Fairy tales have always played this game. Someone’s about to die—tragic!—so a well-meaning fairy, sea witch, or cursed amulet steps in with a “solution.” But what they’re really selling is an eternal trap wrapped in shiny paper. Sleeping Beauty was supposed to die, but thanks to some magical meddling, she got stuck in a century-long nap that doubled as social exile. The Flying Dutchman skipped out on divine judgment, only to become the undead captain of a floating ghost cruise. Even Peter Pan, that charming eternal child, gives off big “this boy will never commit” energy when you realize he’s doomed to an eternity of emotional stuntedness. Cute at first. Creepy forever.
And here’s the kicker: somewhere along the way, these immortal types stop being victims and start being villains. It doesn’t happen overnight. Ruth wasn’t born a monster—she became one after centuries of outliving everyone she ever cared about. The human heart isn’t built for endless goodbyes or eternal self-preservation. Without the finish line, you forget how to run the race. Eventually, the only thing that matters is survival, and everything else—empathy, compassion, basic decency—gets tossed overboard like unwanted cargo.

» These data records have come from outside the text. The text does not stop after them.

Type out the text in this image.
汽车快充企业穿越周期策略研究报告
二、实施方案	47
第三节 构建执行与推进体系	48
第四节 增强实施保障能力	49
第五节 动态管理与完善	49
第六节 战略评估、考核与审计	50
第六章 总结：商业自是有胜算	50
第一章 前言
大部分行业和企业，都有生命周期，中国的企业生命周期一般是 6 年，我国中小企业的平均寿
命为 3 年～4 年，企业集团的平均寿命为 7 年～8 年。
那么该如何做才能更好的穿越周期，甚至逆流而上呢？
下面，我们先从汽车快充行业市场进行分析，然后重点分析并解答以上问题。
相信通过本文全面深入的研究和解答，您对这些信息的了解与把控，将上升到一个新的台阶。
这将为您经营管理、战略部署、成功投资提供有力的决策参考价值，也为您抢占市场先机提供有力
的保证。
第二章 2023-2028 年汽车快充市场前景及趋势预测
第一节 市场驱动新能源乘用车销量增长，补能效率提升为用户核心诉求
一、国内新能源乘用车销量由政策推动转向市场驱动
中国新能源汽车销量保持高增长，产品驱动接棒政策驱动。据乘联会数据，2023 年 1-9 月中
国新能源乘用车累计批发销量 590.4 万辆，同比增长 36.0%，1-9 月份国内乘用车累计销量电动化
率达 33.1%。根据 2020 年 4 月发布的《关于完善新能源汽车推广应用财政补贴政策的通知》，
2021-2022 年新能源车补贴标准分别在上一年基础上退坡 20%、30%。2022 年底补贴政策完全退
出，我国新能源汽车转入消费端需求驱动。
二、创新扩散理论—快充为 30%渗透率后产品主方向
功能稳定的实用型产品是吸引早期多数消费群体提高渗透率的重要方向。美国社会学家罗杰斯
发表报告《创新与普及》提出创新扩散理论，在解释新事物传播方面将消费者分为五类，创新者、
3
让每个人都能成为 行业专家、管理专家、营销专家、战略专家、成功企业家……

So what’s the real curse? Not the magic itself—but what it does to the soul. These stories, and Ruth’s especially, are cautionary tales about the cost of denying nature’s plan. Death, inconvenient as it is, has a purpose. Immortality sounds glamorous, but it comes with side effects: loneliness, detachment, a growing fondness for morally questionable decisions. Fairy tales knew the truth long before we did: sometimes, the most loving thing you can do… is let go. And sometimes the most cursed thing of all is getting exactly what you asked for.
Until next time—watch out for apples, avoid eternal curses, and remember: sometimes the scariest part of the story… is getting what you want.
Stay enchanted (but not too enchanted)!